Among the shifting sands of the Pouto Peninsula, New Zealand’s oldest wooden lighthouse retains its watch over the Tasman Sea. Constructed of timber from nearby ancient kauri forests, the Pouto Lighthouse – also known as the Kaipara North Head Lighthouse – has kept watch over the peninsula for over 100 years.

Before the foundation of the Lighthouse was ever laid out, the Peninsula was inhabited by the indigenous Maori tribe for thousands of years. To this day, relics of civilization that pre-date even the Maori have been found. In 1840, England formally annexed New Zealand as a permanent settlement, and within fifty years, the Lighthouse was erected.

Built in 1884, the Lighthouse was designed by John Blackett, an influential engineer who had developed a program of lighthouses for the New Zealand colony in the early 1860s.

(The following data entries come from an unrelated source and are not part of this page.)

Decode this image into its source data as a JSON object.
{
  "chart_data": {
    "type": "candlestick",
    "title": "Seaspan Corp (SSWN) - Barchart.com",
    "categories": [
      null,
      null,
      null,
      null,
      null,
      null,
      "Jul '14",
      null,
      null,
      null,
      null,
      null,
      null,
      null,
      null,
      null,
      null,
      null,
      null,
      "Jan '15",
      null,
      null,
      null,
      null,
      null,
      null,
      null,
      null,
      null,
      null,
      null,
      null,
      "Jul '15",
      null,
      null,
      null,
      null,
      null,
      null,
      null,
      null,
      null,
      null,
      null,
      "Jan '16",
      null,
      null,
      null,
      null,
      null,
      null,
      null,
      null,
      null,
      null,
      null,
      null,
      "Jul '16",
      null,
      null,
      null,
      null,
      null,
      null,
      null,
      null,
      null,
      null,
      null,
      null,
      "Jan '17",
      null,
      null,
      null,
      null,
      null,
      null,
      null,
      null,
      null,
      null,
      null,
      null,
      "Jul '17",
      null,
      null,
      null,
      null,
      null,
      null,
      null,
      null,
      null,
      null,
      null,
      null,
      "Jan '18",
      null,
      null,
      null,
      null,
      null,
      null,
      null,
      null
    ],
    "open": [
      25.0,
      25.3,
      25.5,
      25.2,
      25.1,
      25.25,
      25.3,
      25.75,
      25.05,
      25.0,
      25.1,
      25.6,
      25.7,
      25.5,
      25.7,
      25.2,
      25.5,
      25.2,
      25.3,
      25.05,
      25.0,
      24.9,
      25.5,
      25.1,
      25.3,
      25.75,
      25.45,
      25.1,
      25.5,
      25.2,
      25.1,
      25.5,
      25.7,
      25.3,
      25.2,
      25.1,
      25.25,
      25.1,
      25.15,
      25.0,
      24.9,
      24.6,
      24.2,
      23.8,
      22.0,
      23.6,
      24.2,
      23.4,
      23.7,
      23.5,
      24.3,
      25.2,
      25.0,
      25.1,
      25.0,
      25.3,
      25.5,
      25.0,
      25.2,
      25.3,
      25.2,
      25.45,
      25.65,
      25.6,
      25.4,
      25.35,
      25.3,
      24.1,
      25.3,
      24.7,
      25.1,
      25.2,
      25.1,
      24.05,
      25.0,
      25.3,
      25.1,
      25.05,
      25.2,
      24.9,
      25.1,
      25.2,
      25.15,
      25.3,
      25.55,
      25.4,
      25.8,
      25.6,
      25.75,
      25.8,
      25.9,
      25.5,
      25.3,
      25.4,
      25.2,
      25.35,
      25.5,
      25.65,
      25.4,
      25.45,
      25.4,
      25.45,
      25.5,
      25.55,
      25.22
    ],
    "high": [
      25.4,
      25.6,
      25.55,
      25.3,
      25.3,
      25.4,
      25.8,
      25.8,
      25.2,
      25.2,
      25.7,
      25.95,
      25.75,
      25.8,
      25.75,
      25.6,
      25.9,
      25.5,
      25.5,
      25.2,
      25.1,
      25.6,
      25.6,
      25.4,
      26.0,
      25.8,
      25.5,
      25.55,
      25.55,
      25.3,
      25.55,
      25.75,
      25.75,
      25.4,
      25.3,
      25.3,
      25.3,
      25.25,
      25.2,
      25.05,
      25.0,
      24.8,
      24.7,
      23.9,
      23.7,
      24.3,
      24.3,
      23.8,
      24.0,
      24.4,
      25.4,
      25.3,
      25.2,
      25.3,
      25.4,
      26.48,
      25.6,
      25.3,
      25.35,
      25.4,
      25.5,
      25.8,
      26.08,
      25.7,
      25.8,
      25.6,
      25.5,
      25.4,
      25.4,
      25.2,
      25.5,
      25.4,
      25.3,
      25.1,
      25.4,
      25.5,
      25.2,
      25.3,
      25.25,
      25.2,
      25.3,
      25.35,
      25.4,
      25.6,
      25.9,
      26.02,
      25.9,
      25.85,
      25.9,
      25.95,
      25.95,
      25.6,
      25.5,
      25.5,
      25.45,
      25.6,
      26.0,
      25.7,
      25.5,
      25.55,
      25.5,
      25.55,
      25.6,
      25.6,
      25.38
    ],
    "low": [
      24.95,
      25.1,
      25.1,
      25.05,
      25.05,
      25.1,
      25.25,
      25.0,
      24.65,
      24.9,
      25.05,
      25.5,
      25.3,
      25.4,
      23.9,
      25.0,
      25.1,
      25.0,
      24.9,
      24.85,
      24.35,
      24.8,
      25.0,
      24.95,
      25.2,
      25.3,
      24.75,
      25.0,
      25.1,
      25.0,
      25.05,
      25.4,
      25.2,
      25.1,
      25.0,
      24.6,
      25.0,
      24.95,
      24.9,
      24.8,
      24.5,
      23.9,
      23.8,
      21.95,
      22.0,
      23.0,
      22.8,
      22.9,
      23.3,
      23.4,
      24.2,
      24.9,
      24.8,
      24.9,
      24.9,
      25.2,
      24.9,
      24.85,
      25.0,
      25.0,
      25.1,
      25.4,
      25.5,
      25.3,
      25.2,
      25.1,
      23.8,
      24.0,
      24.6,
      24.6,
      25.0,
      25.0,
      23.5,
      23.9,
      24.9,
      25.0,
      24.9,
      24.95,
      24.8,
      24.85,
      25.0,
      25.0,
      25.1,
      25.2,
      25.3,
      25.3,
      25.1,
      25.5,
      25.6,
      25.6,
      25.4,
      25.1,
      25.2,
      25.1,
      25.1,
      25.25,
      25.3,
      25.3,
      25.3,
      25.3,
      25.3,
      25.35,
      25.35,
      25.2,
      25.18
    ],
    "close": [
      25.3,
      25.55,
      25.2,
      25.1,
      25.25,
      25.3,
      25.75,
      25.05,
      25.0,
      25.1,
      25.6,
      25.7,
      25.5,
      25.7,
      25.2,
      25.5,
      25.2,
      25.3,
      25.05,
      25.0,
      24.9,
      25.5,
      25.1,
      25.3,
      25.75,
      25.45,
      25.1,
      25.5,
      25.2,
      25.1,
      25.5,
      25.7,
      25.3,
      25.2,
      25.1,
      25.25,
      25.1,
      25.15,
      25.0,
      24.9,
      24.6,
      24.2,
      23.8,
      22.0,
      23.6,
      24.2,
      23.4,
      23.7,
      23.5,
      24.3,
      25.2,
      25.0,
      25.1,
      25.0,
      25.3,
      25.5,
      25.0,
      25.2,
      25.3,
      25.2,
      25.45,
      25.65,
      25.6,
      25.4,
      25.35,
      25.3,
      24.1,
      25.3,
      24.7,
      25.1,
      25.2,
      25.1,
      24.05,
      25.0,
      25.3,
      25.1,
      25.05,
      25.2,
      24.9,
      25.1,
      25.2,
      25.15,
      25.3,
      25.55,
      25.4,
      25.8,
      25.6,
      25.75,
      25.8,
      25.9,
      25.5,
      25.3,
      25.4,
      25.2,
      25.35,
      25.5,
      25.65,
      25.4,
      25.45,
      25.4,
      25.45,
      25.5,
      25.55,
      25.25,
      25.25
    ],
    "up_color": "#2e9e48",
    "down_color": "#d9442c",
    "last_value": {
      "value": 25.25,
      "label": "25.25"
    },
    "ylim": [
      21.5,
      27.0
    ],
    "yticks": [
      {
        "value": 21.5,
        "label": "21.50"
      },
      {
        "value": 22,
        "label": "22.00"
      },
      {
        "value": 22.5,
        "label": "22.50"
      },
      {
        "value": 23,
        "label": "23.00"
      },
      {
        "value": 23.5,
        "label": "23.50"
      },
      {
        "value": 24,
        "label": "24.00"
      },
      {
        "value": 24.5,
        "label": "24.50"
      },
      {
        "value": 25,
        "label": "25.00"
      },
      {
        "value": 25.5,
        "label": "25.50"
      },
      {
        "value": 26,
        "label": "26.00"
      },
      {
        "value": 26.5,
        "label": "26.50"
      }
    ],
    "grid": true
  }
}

This program resulted in a series of lighthouses being built throughout the North and South Islands; the Pouto Lighthouse was the last to be built during this period.

Aside from Blackett’s program, the catalyst for the Pouto Lighthouse was the enormous amount of shipwrecks occurring off the treacherous Kaipara bar. As New Zealand’s kauri timber trade took off in the 1860s, the number of ships coming through the harbor increased. So many ships wrecked that the beaches surrounding the Lighthouse are now known as The Graveyard and the Valley of Wrecks -which holds the remains of 150 shipwrecks.

During the 1940s, the original lantern was replaced and the Kaipara was closed as a port of entry for trade. Within a decade, the Lighthouse was inactive and eventually fell into neglect. In the 1970s, the Pouto community pushed for its preservation and the Lighthouse was restored once again.